I had gained weight, but the jeans I wore were still too big for me, and I'd borrowed my mother's white oxford-cloth shirt and a tan cable cardigan sweater. The word that comes to mind here is frumpy.
So, in the "before" photos taken by Ken Childs, I am at first posing, then giggling, then laughing openly. For all my self-consciousness, I also got lost in the giggling silliness of our crush. I balance a box of raisins on my head, I stare at the writing on the back as if it were a gripping text, I prop my feet up on the edge of his dining table. I smile, smile, smile.
In the "after" photos the police took, I stand shocked. The word shock, in this context, is meant to mean I was no longer there. If you have seen police photos of crime victims, you will know that they appear either bleached or unusually dark. Mine were of the overexposed variety. There were four types of poses. Face. Face and neck. Neck. Standing with identity number. No one tells you at the time how important these photos will be. The cosmetics of rape are central to proving any case. So far, in appearance, I was two for two: I wore loose, unenticing clothes; I had clearly been beaten.

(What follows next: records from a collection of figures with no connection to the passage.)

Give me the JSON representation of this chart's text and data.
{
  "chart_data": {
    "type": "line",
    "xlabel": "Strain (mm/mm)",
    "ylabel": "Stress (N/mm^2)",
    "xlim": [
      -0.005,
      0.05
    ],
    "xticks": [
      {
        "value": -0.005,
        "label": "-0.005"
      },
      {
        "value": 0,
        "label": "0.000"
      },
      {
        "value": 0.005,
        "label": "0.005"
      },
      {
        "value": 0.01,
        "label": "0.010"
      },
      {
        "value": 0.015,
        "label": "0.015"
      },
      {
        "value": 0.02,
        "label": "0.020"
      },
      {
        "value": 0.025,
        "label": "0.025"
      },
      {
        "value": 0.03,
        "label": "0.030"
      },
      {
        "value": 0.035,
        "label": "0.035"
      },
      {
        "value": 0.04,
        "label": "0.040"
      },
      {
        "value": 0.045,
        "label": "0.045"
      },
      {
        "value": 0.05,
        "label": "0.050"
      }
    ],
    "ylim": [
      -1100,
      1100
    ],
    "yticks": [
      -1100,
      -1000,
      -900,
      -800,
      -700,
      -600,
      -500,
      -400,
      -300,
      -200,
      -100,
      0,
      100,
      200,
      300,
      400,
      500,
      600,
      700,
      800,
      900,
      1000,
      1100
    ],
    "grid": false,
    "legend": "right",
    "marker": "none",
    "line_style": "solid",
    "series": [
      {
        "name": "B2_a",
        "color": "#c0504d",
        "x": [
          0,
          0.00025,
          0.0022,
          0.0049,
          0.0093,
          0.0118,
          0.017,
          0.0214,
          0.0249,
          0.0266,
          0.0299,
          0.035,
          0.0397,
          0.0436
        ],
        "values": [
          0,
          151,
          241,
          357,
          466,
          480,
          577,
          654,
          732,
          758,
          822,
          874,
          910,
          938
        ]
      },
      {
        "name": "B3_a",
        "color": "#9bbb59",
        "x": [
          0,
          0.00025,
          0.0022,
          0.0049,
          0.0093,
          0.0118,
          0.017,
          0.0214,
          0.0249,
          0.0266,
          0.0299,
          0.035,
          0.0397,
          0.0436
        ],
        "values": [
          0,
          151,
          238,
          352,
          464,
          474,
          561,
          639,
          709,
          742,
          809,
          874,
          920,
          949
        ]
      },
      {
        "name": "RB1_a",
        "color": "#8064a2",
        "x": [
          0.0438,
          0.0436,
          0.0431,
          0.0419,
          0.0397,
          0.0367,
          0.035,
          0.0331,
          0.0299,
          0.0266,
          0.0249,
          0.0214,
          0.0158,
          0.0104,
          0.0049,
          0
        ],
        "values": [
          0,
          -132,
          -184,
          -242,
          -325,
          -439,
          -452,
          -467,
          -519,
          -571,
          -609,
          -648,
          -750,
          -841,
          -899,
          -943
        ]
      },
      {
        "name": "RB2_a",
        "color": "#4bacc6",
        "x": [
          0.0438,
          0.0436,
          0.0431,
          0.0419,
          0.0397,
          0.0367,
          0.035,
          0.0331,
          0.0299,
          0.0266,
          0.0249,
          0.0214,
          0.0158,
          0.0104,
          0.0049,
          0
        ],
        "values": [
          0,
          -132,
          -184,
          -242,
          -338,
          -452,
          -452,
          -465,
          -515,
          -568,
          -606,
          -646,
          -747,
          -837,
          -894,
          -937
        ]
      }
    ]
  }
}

Add this to my virginity, and you will begin to understand much of what matters inside the courtroom.
Finally, I was allowed to leave the Public Safety Building with Cindy, Mary Alice, and Tree. I told the officers in the station that I would return in a few hours and could be counted on to give an affidavit and look through mug shots. I wanted them to see I was serious, I wouldn't let them down. But they were working the night shift. Even when I did come back-and in their minds, it was far from certain that I would-they wouldn't be there to see I'd kept my word.
The police drove us back to Marion Dorm. It was early in the morning. Light had begun to creep up over Thorden Park at the top of the hill. I had to tell my mother.
The dorm was deathly quiet. Cindy went into her room at the top of the hall and Mary Alice and I agreed we would meet her there momentarily. Neither of us had a private phone.
We went to my room, where I found a bra and underwear to put on under my clothes.
Back out in the hallway, we ran into Diane and her boyfriend, Victor. They had been up all night, waiting for me to come home.
My relationship to Victor, before that morning, consisted primarily of not understanding what he had in common with Diane, whom I found loud. He was handsome and athletic and very, very quiet around all of us. He had entered school already having chosen his major. It was something like electrical engineering. Very different from poetry. Victor was black.